JAKARTA, KOMPAS — Pemerintah mulai melarang penggunaan induk udang yang berasal dari tambak. Kebijakan itu untuk mengantisipasi merebaknya penyakit sindrom kematian dini yang ditimbulkan oleh adanya infeksi Vibrio parahaemolyticus (AHPND).
Direktur Jenderal Perikanan Budidaya Kementerian Kelautan dan Perikanan Slamet Soebjakto mengemukakan, surat edaran tentang larangan penggunaan induk dari tambak akan diedarkan pekan depan.
”Imbauan untuk tidak menggunakan indukan dari tambak akan kami kawal dalam 6-12 bulan. Setelah itu, larangan akan bersifat wajib,” kata Slamet di Jakarta, Jumat (15/7/2019).
Induk udang dari tambak berpotensi menularkan penyakit karena tidak bisa dijamin bebas penyakit, dipelihara di tempat yang terbuka, dan tidak bisa dijamin keturunannya unggul karena tidak melalui proses pemijahan yang benar. Pemanfaatan induk dari tambak umumnya terjadi pada usaha pembenihan udang skala kecil (HSRT), antara lain ditemukan di Jawa Timur, Sulawesi Selatan, dan Lampung.
Pihaknya akan memasok indukan dari balai-balai perikanan milik pemerintah, antara lain dari Balai Produksi Induk Udang Unggul dan Kekerangan (BPIUUK) di Karangasem, Bali. Saat ini, produksi indukan udang dari BPIUUK Karangasem berjumlah 50.000 ekor.
Distribusi bantuan induk udang hingga kini berkisar 6.000 ekor untuk wilayah Cilacap, Banyuwangi, dan Tuban, dan ditargetkan tambahan 3.000 ekor hingga akhir Mei 2019.

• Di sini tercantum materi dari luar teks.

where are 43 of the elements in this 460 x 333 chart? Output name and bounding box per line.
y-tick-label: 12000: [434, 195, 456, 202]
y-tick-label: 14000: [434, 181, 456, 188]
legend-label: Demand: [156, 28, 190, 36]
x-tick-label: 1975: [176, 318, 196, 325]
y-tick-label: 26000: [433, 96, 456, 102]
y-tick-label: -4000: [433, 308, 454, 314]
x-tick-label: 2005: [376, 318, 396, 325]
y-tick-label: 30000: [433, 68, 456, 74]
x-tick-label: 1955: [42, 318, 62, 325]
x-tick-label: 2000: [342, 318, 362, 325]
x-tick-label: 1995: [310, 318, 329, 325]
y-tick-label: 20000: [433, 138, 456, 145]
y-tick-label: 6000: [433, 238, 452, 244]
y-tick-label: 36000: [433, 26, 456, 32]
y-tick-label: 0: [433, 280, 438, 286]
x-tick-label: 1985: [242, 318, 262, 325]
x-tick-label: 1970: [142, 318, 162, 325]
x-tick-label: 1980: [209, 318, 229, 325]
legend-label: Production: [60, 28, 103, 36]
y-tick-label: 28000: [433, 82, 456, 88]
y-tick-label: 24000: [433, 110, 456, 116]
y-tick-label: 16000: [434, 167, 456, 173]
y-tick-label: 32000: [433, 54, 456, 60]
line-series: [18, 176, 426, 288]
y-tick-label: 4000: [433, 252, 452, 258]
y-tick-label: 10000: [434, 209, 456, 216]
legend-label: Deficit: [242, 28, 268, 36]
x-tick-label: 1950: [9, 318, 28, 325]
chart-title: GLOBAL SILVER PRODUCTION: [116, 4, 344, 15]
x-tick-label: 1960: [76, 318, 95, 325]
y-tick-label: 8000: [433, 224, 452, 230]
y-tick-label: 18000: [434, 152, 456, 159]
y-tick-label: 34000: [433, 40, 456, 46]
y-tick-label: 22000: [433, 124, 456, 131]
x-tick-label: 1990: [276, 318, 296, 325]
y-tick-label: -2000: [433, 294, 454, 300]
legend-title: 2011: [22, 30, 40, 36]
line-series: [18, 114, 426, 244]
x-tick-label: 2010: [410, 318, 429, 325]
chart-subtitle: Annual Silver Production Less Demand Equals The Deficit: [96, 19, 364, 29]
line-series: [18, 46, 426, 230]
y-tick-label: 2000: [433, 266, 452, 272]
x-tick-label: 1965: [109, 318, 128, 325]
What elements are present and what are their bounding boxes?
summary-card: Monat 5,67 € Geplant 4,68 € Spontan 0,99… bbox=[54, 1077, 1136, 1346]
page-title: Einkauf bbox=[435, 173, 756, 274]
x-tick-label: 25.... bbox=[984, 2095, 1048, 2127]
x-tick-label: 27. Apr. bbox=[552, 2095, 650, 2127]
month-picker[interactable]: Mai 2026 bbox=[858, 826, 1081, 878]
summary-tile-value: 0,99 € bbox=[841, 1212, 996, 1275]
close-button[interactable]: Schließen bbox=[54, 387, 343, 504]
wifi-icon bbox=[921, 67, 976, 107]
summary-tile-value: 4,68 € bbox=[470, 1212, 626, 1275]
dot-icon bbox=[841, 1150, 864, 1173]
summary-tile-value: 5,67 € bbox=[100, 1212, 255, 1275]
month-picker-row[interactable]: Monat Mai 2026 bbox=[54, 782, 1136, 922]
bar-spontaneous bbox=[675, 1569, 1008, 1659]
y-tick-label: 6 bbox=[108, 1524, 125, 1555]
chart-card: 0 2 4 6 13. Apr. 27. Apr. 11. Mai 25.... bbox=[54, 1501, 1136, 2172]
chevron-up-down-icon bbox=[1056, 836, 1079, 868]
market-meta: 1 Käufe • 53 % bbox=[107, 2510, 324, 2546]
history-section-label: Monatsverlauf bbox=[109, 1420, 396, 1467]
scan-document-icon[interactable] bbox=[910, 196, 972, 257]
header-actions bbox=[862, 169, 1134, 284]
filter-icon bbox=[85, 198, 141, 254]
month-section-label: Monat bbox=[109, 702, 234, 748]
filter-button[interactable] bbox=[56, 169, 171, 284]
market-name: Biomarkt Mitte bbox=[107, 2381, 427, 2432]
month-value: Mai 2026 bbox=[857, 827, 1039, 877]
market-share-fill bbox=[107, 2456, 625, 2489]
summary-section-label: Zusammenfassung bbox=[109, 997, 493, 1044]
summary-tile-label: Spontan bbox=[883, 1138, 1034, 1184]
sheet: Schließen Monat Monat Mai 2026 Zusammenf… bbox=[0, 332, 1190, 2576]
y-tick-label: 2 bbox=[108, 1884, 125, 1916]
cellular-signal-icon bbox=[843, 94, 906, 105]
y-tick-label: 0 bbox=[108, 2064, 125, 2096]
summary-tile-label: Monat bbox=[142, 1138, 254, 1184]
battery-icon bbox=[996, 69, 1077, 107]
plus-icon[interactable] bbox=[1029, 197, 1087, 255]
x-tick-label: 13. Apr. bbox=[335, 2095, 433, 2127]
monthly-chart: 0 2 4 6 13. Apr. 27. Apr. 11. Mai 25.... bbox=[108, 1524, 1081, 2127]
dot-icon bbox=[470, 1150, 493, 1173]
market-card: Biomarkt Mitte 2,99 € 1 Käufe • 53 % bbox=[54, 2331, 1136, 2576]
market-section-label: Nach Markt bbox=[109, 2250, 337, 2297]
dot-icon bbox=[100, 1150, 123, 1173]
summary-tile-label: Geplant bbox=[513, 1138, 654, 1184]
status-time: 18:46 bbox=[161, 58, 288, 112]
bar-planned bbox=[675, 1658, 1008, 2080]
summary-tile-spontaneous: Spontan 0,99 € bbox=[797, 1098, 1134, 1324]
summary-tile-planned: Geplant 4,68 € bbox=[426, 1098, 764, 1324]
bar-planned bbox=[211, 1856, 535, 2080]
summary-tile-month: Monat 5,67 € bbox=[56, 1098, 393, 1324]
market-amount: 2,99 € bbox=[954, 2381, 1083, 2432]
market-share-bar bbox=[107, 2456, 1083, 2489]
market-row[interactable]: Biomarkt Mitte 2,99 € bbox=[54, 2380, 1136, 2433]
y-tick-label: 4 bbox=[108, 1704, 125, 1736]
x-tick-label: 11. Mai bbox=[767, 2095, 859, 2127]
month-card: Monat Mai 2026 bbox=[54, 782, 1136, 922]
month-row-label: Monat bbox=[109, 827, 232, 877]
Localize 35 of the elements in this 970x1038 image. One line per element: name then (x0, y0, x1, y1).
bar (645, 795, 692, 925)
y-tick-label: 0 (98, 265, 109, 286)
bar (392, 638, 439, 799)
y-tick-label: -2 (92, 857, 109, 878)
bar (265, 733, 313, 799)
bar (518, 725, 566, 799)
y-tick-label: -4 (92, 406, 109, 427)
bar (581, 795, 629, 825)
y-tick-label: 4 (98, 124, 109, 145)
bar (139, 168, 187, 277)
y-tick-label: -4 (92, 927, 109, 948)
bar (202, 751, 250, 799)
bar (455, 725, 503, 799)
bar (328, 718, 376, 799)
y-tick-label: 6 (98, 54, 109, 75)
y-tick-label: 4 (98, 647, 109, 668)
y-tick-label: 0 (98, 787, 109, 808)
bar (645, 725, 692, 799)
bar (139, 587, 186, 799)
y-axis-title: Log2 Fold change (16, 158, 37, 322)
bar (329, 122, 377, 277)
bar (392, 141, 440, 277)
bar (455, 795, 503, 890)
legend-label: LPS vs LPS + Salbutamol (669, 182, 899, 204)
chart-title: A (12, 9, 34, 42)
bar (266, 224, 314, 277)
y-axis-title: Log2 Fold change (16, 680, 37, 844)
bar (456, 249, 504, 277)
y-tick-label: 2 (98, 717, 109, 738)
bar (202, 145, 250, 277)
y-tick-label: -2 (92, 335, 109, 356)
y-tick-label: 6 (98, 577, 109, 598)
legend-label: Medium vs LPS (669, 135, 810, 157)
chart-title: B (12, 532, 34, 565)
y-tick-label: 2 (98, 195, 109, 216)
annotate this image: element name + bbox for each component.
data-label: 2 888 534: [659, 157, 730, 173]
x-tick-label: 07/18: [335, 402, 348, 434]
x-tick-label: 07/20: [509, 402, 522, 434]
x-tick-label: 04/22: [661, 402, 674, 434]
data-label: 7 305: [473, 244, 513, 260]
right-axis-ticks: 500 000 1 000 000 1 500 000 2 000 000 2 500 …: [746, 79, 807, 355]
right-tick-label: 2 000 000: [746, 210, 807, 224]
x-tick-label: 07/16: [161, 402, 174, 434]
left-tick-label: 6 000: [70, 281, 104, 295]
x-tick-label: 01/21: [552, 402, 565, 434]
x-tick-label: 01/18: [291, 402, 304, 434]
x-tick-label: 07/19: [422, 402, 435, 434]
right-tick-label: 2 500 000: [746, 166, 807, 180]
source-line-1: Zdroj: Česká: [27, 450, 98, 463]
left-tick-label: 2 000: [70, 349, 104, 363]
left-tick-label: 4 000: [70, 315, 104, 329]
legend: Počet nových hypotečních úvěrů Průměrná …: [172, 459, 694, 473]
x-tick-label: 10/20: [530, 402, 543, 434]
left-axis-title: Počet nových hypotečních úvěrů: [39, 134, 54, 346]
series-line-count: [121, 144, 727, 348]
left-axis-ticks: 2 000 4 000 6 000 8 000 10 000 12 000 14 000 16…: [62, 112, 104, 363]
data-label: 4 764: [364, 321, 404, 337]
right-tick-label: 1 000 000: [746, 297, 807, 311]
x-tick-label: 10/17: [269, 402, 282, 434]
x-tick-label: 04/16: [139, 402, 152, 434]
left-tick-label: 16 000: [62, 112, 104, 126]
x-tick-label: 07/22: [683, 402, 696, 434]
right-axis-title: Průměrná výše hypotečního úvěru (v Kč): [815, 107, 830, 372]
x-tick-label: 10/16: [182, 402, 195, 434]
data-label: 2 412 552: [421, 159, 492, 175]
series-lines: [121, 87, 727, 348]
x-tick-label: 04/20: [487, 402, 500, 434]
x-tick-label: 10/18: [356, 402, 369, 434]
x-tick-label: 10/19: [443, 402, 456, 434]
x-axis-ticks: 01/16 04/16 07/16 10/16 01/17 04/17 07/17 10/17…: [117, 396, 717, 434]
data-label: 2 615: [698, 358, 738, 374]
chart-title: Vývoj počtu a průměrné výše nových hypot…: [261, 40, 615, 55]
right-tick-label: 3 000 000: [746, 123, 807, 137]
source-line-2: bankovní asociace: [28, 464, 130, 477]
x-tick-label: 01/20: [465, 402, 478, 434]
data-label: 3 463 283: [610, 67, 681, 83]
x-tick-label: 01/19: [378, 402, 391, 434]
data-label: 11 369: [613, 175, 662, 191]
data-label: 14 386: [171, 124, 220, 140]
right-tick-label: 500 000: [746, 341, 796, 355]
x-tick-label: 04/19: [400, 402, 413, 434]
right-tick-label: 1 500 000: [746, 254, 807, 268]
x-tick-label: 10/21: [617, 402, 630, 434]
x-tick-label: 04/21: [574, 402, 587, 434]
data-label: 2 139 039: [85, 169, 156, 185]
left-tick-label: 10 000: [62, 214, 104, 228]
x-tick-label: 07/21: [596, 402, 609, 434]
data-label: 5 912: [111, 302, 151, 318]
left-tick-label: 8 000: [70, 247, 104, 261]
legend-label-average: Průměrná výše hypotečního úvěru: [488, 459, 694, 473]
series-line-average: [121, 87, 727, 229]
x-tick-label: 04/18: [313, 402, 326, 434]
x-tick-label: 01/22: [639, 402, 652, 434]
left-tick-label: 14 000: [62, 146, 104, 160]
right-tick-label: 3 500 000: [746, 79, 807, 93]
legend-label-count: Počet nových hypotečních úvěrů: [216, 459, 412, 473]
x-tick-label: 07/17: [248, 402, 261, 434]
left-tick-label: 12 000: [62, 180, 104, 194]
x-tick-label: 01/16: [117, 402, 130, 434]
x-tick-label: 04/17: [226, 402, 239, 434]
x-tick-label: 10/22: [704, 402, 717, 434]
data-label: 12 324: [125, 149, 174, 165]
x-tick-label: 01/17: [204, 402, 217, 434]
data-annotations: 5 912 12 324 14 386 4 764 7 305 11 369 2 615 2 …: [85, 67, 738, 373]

Slamet menambahkan, langkah larangan pemanfaatan induk dari tambak merupakan bagian dari upaya mengantisipasi merebaknya penyakit EMS/AHPND dengan mewaspadai masuknya penyakit lintas batas dari negara terjangkit ataupun penggunaan induk yang rentan terinfeksi penyakit. AHPND rentan menyerang udang windu (Penaeus monodon) dan udang vaname (Penaeus vannamei) dengan tingkat kematian hingga 100 persen pada udang berumur 30-40 hari setelah tebar di tambak.
Gejala indikasi penyakit ini dapat ditemukan di tempat pembenihan (hatchery), seperti pada post larva benur, air bak benur dan induk, pakan alami dan feses. Sementara di tambak dapat ditemukan pada udang, kepiting, air tambak dan sedimen atau lumpur.
Langkah melarang pemanfaatan induk dari tambak merupakan bagian dari upaya mengantisipasi merebaknya penyakit EMS/AHPND.
Tahun 2009 AHPND menyerang China. Tahun 2011, AHPND dilaporkan telah menyerang Vietnam dan Malaysia, disusul Thailand (2012), Meksiko (2013), dan Filipina (2015). Berdasarkan data Organisasi Pangan dan Pertanian (FAO), produksi udang di Thailand dalam kurun tiga tahun merosot akibat serangan AHPND, yakni dari 609.552 ton pada 2013 menjadi 273.000 ton tahun 2016.
Ia mengemukakan, Indonesia juga perlu mengantisipasi merebaknya penyakit EMS/AHPND, dengan mewaspadai masuknya penyakit lintas batas (transboundary disease) yang dapat mengancam industri perudangan nasional dalam hal ini wabah AHPND dari negara terjangkit.
Ketua Umum Shrimp Club Indonesia (SCI) Iwan Sutanto mengemukakan, saat ini diperkirakan masih ada 30 persen penggunaan induk yang berasal dari tambak. Indukan dari tambak sangat riskan dalam mutu dan sangat berpotensi membawa penyakit. ”Induk berkorelasi dengan penukaran penyakit. Induk dari tambak pembawa penyakit ini bisa menularkan dan menyebarkan penyakit,” katanya.
Penggunaan indukan dari tambak selama ini karena harganya lebih murah, terutama dibandingkan indukan impor. Dicontohkan, induk tambak harganya sekitar Rp 200.000 per kilogram berisi 20 ekor, sedangkan harga indukan impor 50 dollar AS per ekor.
”Induk dari balai belum mencukupi kebutuhan sehingga sebagian petambak udang skala menengah hingga besar menggunakan indukan impor,” katanya.